Ingredients:
- Chana daal: 1/2 cup (Wash and soak in ample water)
- Turmeric/ haldi
- Salt: to taste
- Tomatoes: 5-6 (Boil and Puree them)
- Fresh coconut pieces - 2 tbsp
- Ginger: a small piece
- Green chilli: 1-2
- Mustard seeds: 1 tbsp
- Jeera/ cumin seeds: 1 tbsp
- Curry leaves
- Hing/ Asafoetida
- Degi mirch: 1- 2 tbsp
- Fresh coriander leaves (chopped)
- Oil: 1- tbsp
Method:
- In pressure cooker, add chana daal in 4 cups water, salt and haldi. Take a whistle and cook on low flame for 10-15 mins. Turn off the flame and mash the daal.

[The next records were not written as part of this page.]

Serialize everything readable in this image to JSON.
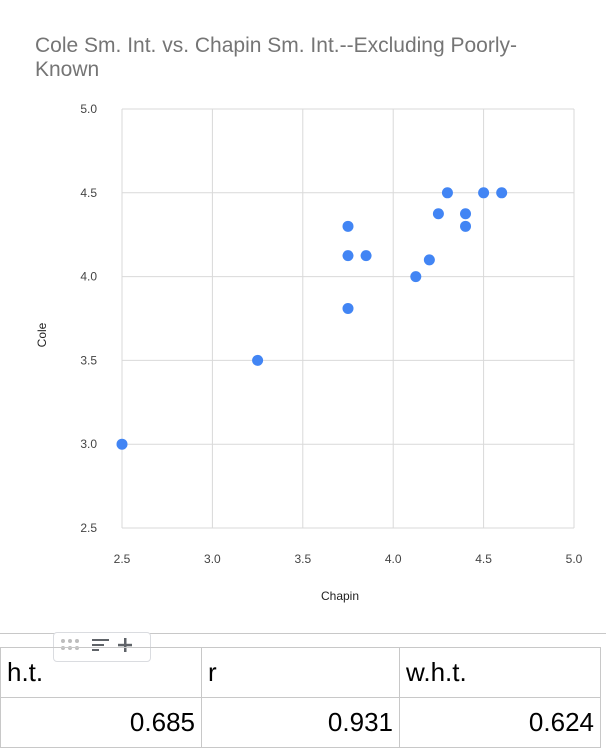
{
  "chart_data": {
    "type": "scatter",
    "title": "Cole Sm. Int. vs. Chapin Sm. Int.--Excluding Poorly-Known",
    "xlabel": "Chapin",
    "ylabel": "Cole",
    "xlim": [
      2.5,
      5.0
    ],
    "ylim": [
      2.5,
      5.0
    ],
    "xticks": [
      "2.5",
      "3.0",
      "3.5",
      "4.0",
      "4.5",
      "5.0"
    ],
    "yticks": [
      "2.5",
      "3.0",
      "3.5",
      "4.0",
      "4.5",
      "5.0"
    ],
    "grid": true,
    "legend": "none",
    "point_color": "#4285f4",
    "points": [
      {
        "x": 2.5,
        "y": 3.0
      },
      {
        "x": 3.25,
        "y": 3.5
      },
      {
        "x": 3.75,
        "y": 3.81
      },
      {
        "x": 3.75,
        "y": 4.125
      },
      {
        "x": 3.75,
        "y": 4.3
      },
      {
        "x": 3.85,
        "y": 4.125
      },
      {
        "x": 4.125,
        "y": 4.0
      },
      {
        "x": 4.2,
        "y": 4.1
      },
      {
        "x": 4.25,
        "y": 4.375
      },
      {
        "x": 4.3,
        "y": 4.5
      },
      {
        "x": 4.4,
        "y": 4.375
      },
      {
        "x": 4.4,
        "y": 4.3
      },
      {
        "x": 4.5,
        "y": 4.5
      },
      {
        "x": 4.6,
        "y": 4.5
      }
    ]
  },
  "toolbar": {
    "icons": [
      "drag-handle-icon",
      "sort-lines-icon",
      "plus-icon"
    ]
  },
  "table": {
    "headers": [
      "h.t.",
      "r",
      "w.h.t."
    ],
    "values": [
      "0.685",
      "0.931",
      "0.624"
    ]
  }
}
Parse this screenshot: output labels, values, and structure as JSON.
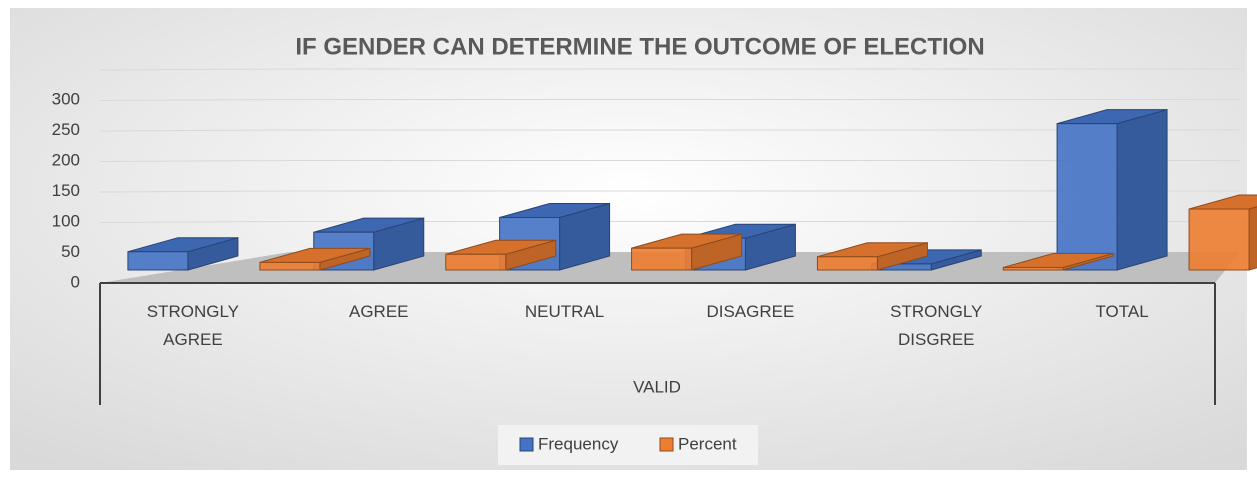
{
  "chart_data": {
    "type": "bar3d",
    "title": "IF GENDER CAN DETERMINE THE OUTCOME OF ELECTION",
    "group_label": "VALID",
    "categories": [
      "STRONGLY AGREE",
      "AGREE",
      "NEUTRAL",
      "DISAGREE",
      "STRONGLY DISGREE",
      "TOTAL"
    ],
    "series": [
      {
        "name": "Frequency",
        "color": "#4472c4",
        "values": [
          30,
          62,
          86,
          52,
          10,
          240
        ]
      },
      {
        "name": "Percent",
        "color": "#ed7d31",
        "values": [
          12.5,
          25.8,
          35.8,
          21.7,
          4.2,
          100
        ]
      }
    ],
    "ylim": [
      0,
      300
    ],
    "yticks": [
      0,
      50,
      100,
      150,
      200,
      250,
      300
    ],
    "grid": true,
    "legend": "bottom"
  }
}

- Tomato puree: Boil and puree the tomatoes. (Boiling part is optional)
- Coconut paste: Grind coconut pieces, ginger and green chilli to form a paste.
- Heat oil in pan. Add rai, jeera, curry leaves and hing.
- Add coconut paste, degi mirch, tomato puree and mashed daal. Add salt if needed.
- Take 1-2 boils and turn off the flame.
- Garnish with fresh coriander leaves.